AN ONLINE booking system is freeing up thousands of hospital appointments which would have otherwise been wasted.

East Lancashire Hospitals Trust has switched from a traditional, letter-based appointment management system to a digital patient portal, saving £120,000 a year and freeing up 30,000 reusable appointments.

The trust processes 450,000 outpatient appointments a year across five hospitals and 17 community nursing locations in East Lancashire and Blackburn with Darwen.

Wendy Cowgill, who has used the Digital Patient Portal as a patient, said: “Before we had the portal you’d have to wait for your appointment letter to arrive and if the appointment was at an inconvenient time you’d have to ring to cancel, re-arrange a new appointment and then wait for the arrival of a new appointment letter.

“The portal delivers digital appointment letters via a single text. You can access all your appointment information anytime, anywhere, and you get an instant ‘confirm’, ‘rebook’ or ‘cancel’ option. You also get an interactive home to hospital map and directions.

“It saves time. You have all the information at hand if you need to plan any other events, and you avoid double-booking.”

Daniel Driver, a supervisor in the trust’s booking centre, said: “Prior to the digital portal we were printing off hundreds of appointment letters daily. Printers would break due to the volume being processed which would lead to delays, and staff time was spent matching leaflets with appointment letters.

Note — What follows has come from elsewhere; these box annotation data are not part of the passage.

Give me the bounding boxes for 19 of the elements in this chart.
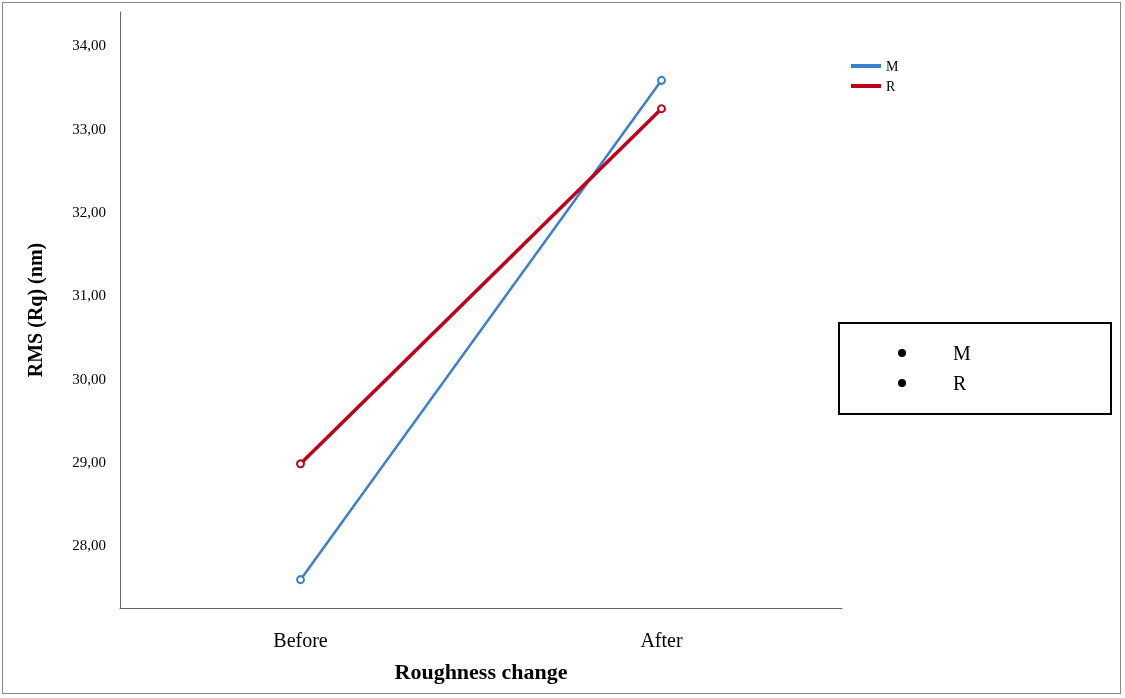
point [296,575,305,585]
text: R [953,371,967,396]
y-tick-label: 30,00 [72,370,106,387]
x-tick-label: After [640,629,683,651]
y-tick-label: 33,00 [72,120,106,137]
point [296,459,305,469]
y-tick-label: 28,00 [72,537,106,554]
legend-label: M [886,58,899,74]
text: M [953,341,971,366]
legend-label: R [886,78,896,94]
y-tick-label: 31,00 [72,287,106,304]
point [657,104,666,114]
x-tick-label: Before [273,629,328,651]
y-tick-label: 32,00 [72,204,106,221]
y-tick-label: 29,00 [72,454,106,471]
y-tick-label: 34,00 [72,37,106,54]
x-axis-title: Roughness change [394,658,568,684]
point [657,75,666,85]
y-axis-title: RMS (Rq) (nm) [24,242,47,378]
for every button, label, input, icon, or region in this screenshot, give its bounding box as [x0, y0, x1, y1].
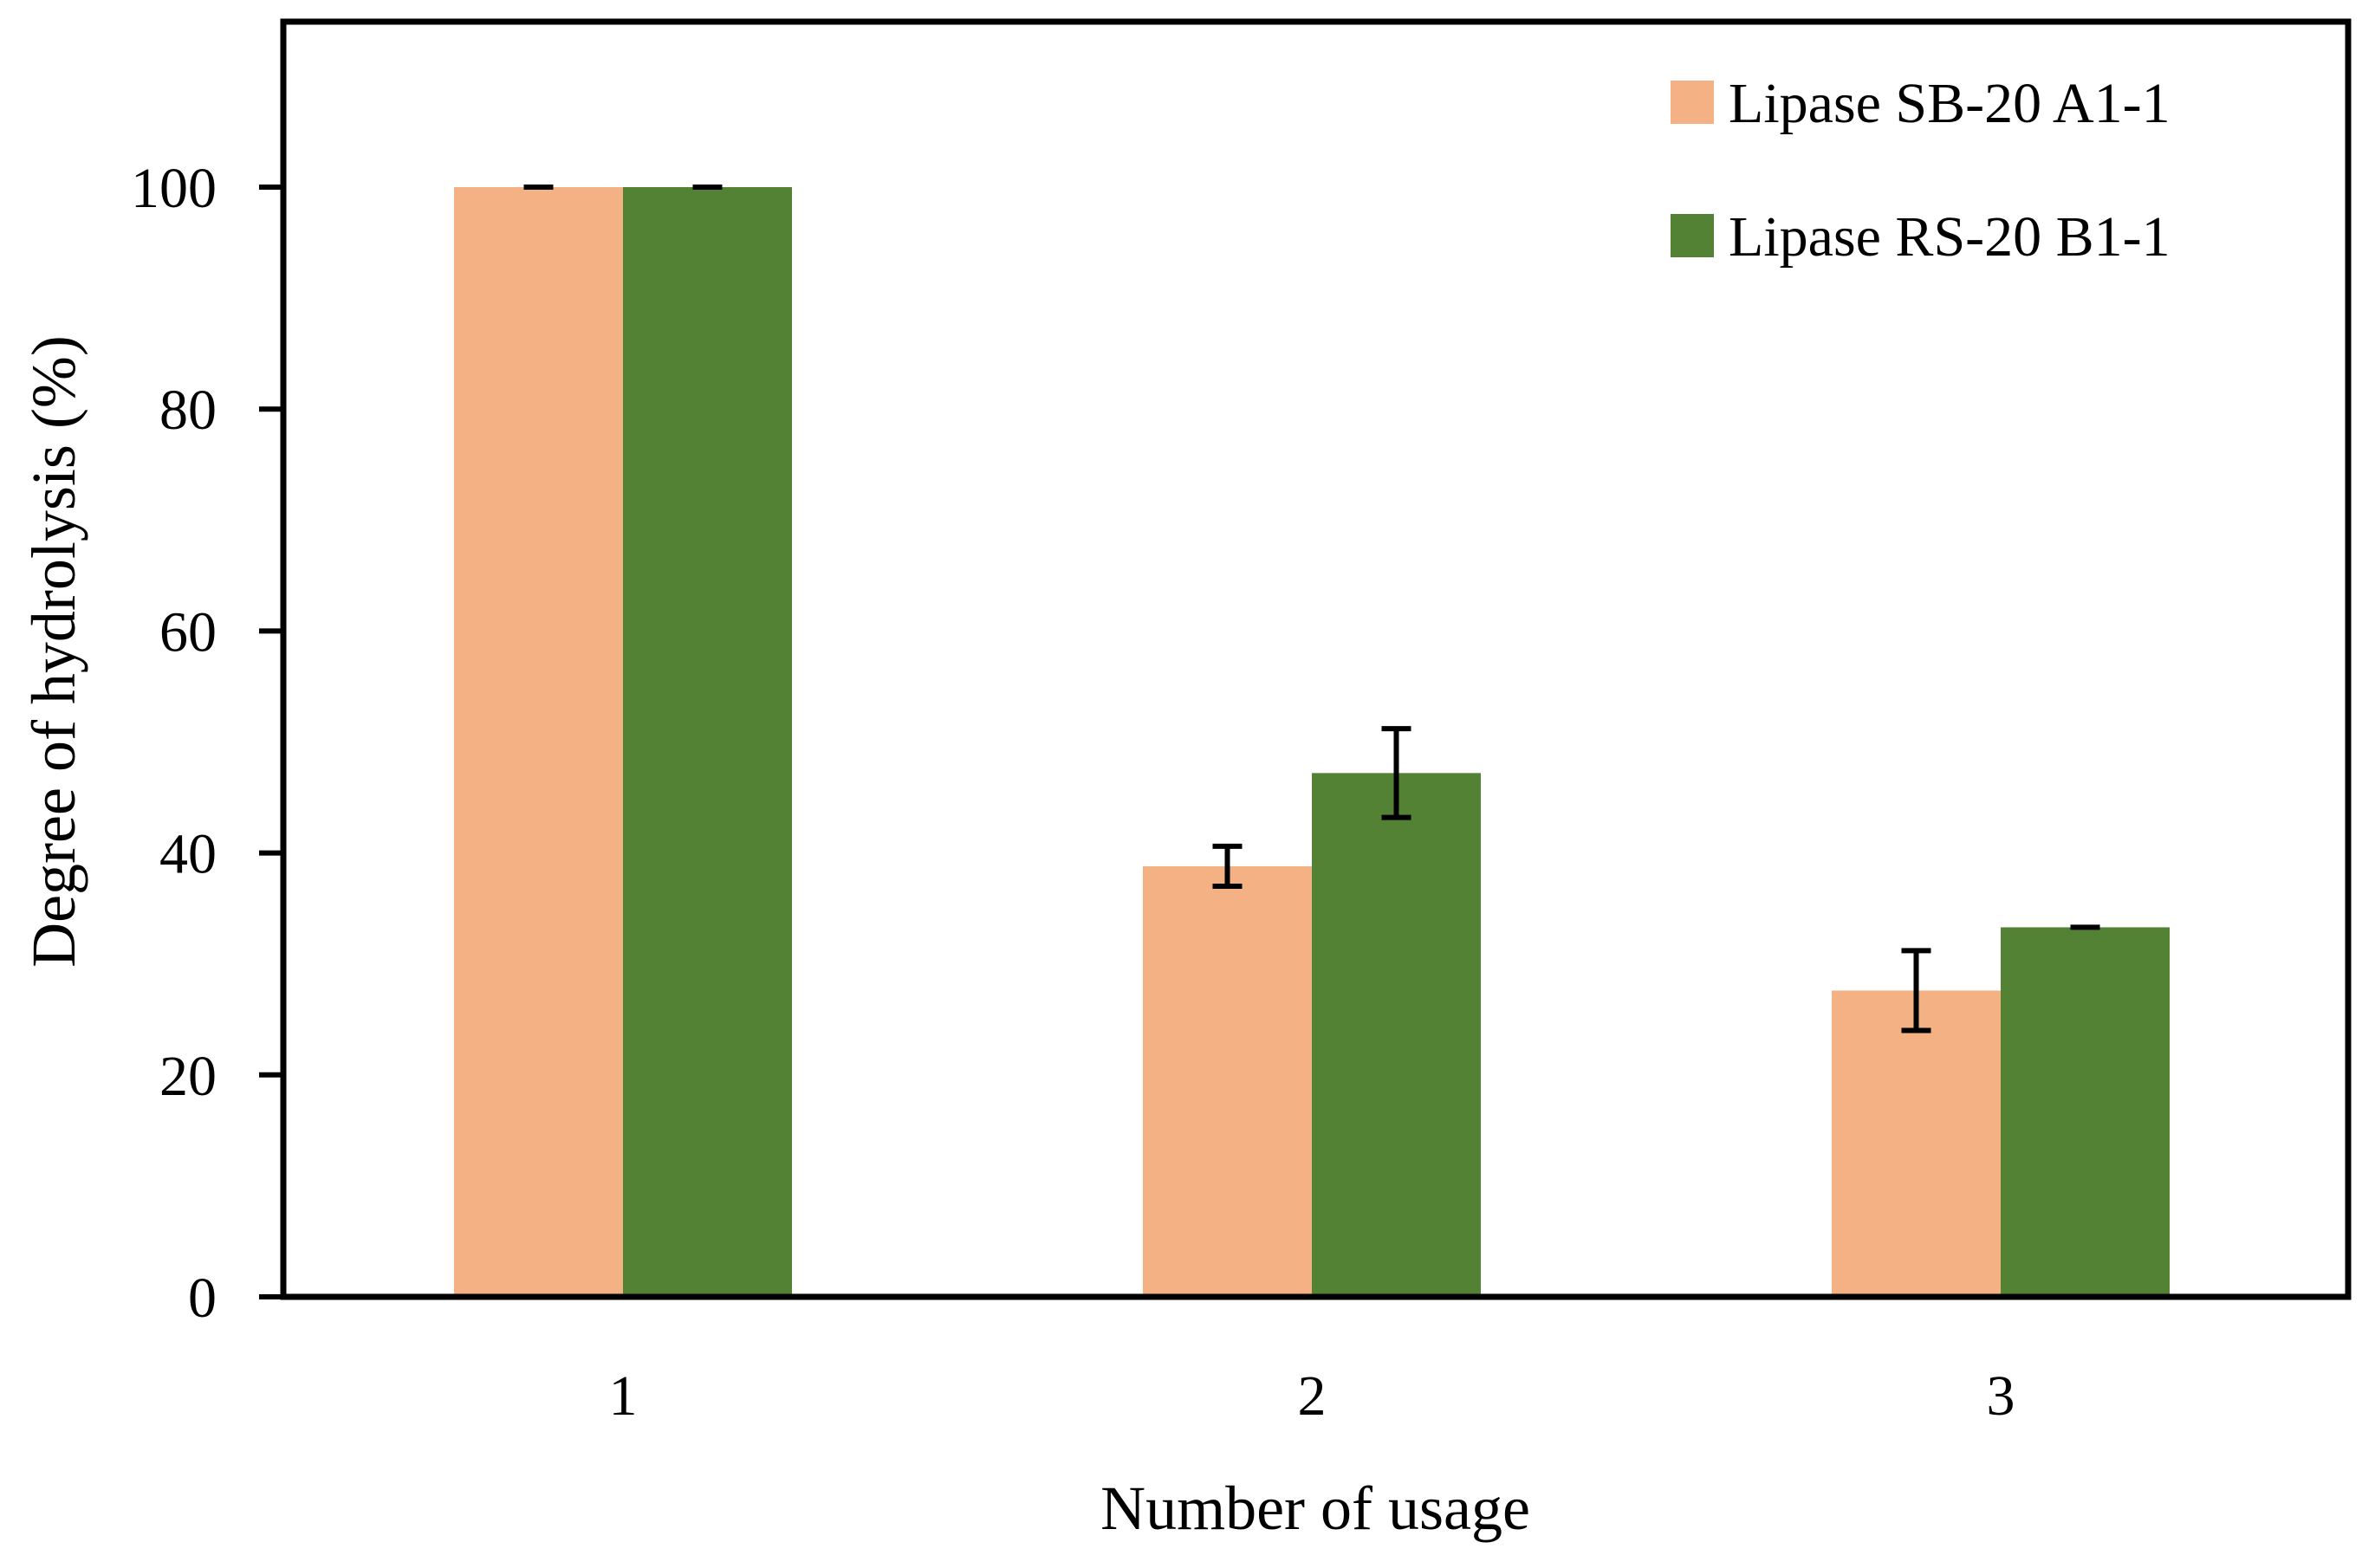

“The portal is a different way of sending appointment letters to patients along with any relevant information. It automatically matches up the relevant information leaflets required for specific clinics. We send new patients their appointment letters as soon as they are booked, even if this is weeks in advance, so that patients are aware of when they’re being seen. It reduces costs for us and confusion for patients.

“Patients can interact with the portal. They can confirm attendance, or rebook or cancel. We then act on the rebook or cancel responses at a time that fits in with our workload demands.”

The patient portal, which can be accessed via smartphones, tablets and desktops, gives patients appointment times and locations with the ability to confirm, rebook or cancel.

The portal was launched in July 2018 and by September, 54 per cent of patients had opted to receive their appointment letters and other information digitally, cutting the cost of appointment letters by 51 per cent.

Cheshire-based Healthcare Communications developed the messenger service and digital patient portal technology.